All right, let's unpack this. In his opinion-having today, opinion-haver David Brooks says that trying to change the current Republican Party is a lost cause. What's the answer? To build a new "wing" of the party, of course.
One with hookers, and blackjack.
It’s probably futile to try to change current Republicans. It’s smarter to build a new wing of the Republican Party, one that can compete in the Northeast, the mid-Atlantic states, in the upper Midwest and along the West Coast. It’s smarter to build a new division that is different the way the Westin is different than the Sheraton.
The second G.O.P. wouldn’t be based on the Encroachment Story. It would be based on the idea that America is being hit simultaneously by two crises, which you might call the Mancur Olson crisis and the Charles Murray crisis.
Olson argued that nations decline because their aging institutions get bloated and sclerotic and retard national dynamism. Murray argues that America is coming apart, dividing into two nations — one with high education levels, stable families and good opportunities and the other with low education levels, unstable families and bad opportunities.
All right, forget the hookers and the blackjack. Instead, it'll be a new party that abandons its pathological aversion to government, and instead fashions itself after the wisdom of people David Brooks likes, people who may or may not have written books about how
certain people are just plain smarter than others. Republicans can ditch their aversion to Medicare, Social Security, minorities, "urban" folks and so on, and instead advocate for all the exact same things, but from a slightly less discredited starting point (and really, if you're going to abandon your movement's race-skeptical, science-butchering recent past, you really can't do better than putting up
Charles Murray as your new poster child. I mean
really. Golf clap, on that one).
(Keep reading below the fold.)
In the end, though, this is just another iteration of the most hoary of all op-ed traditions; the statement that one or both of our current political parties suck, followed by the pronouncement that what's most needed is a new party that caters specifically to the narrow personality of the op-ed writer. So the target audience of this new Republican Party would be, obviously, people like David Brooks:
The second G.O.P. would tackle both problems at once. It would be filled with people who recoiled at President Obama’s second Inaugural Address because of its excessive faith in centralized power, but who don’t share the absolute antigovernment story of the current G.O.P.

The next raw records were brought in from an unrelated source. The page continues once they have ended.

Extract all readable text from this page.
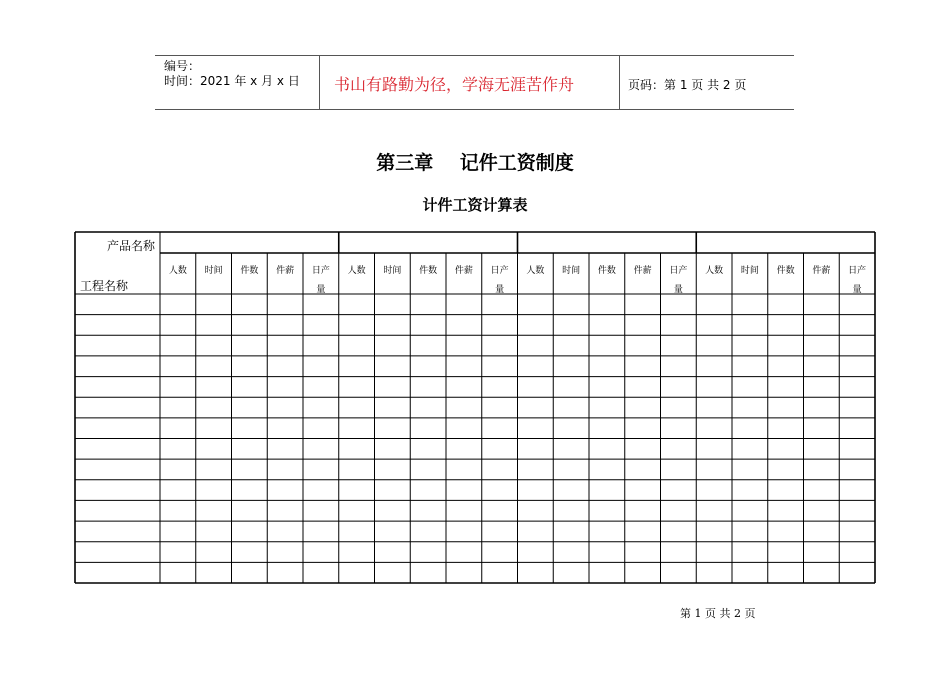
编号：
时间：2021 年 x 月 x 日 书山有路勤为径，学海无涯苦作舟	页码：第 1 页 共 2 页
第三章    记件工资制度
计件工资计算表
产品名称
工程名称
人数 时间 件数 件薪 日产
量
人数 时间 件数 件薪 日产
量
人数 时间 件数 件薪 日产
量
人数 时间 件数 件薪 日产
量
第 1 页 共 2 页
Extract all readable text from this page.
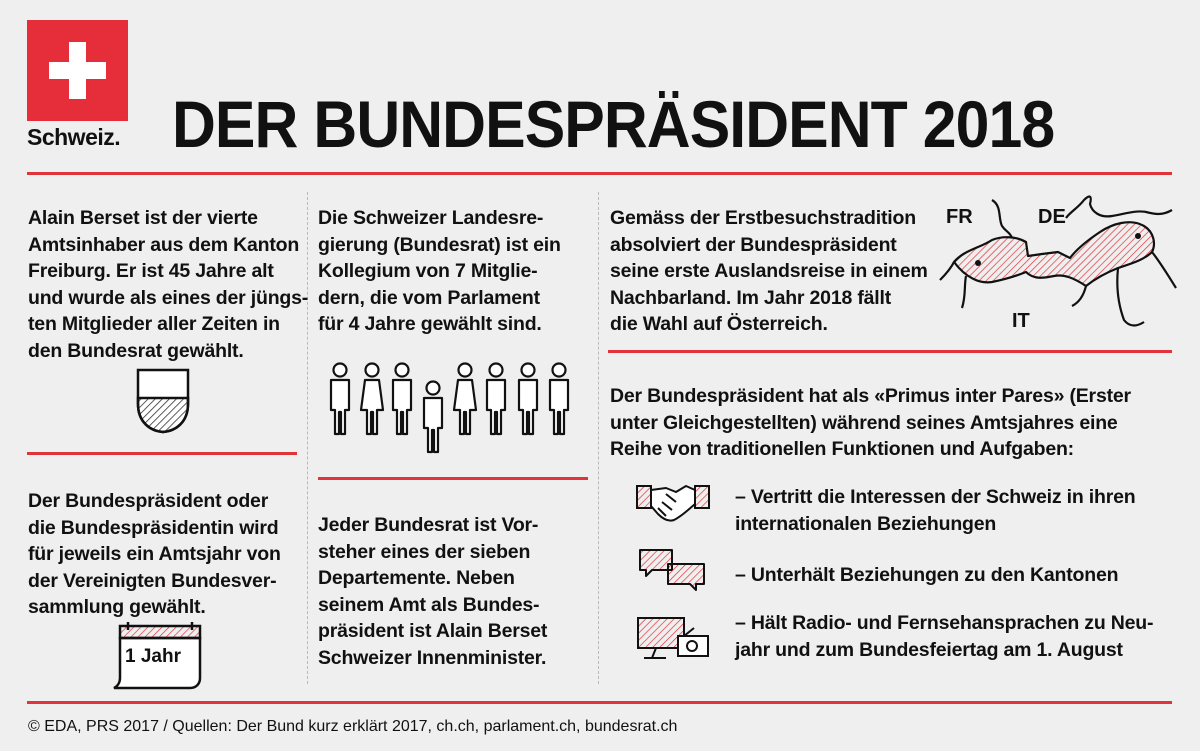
Schweiz. DER BUNDESPRÄSIDENT 2018
Alain Berset ist der vierte
Amtsinhaber aus dem Kanton
Freiburg. Er ist 45 Jahre alt
und wurde als eines der jüngs-
ten Mitglieder aller Zeiten in
den Bundesrat gewählt.
Der Bundespräsident oder
die Bundespräsidentin wird
für jeweils ein Amtsjahr von
der Vereinigten Bundesver-
sammlung gewählt.
1 Jahr
Die Schweizer Landesre-
gierung (Bundesrat) ist ein
Kollegium von 7 Mitglie-
dern, die vom Parlament
für 4 Jahre gewählt sind.
Jeder Bundesrat ist Vor-
steher eines der sieben
Departemente. Neben
seinem Amt als Bundes-
präsident ist Alain Berset
Schweizer Innenminister.
Gemäss der Erstbesuchstradition
absolviert der Bundespräsident
seine erste Auslandsreise in einem
Nachbarland. Im Jahr 2018 fällt
die Wahl auf Österreich.
FR	DE
IT
Der Bundespräsident hat als «Primus inter Pares» (Erster
unter Gleichgestellten) während seines Amtsjahres eine
Reihe von traditionellen Funktionen und Aufgaben:
– Vertritt die Interessen der Schweiz in ihren
internationalen Beziehungen
– Unterhält Beziehungen zu den Kantonen
– Hält Radio- und Fernsehansprachen zu Neu-
jahr und zum Bundesfeiertag am 1. August
© EDA, PRS 2017 / Quellen: Der Bund kurz erklärt 2017, ch.ch, parlament.ch, bundesrat.ch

So people who are far enough afield, politically, to think the rather ideologically banal Obama is secretly something like a communist, but who don't necessarily agree that the concept of a federal government existing
at all is an abomination. You know, nuanced.
Brooks ends by observing that the current Republican Party base would not take kindly to the co-opting, but that someone's got to do it anyway—presumably because there's a hidden treasure-trove of David Brookses out there who would run to that new party wing by the millions, people whose laudatory op-eds would more than make up for the loss of all those current befuddled gubbermint-haters in the base who presumably would not be coming along for the ride. Who exactly might be able to pull such a thing off, and how they pull it off without having their careers gleefully destroyed by a base that currently obsesses over finding, punishing, and politically expunging ideological apostates, is a problem left to the reader. If we're volunteering people, I'll say that Marco Rubio should give that a try, just because I think it'd be funny as hell to watch.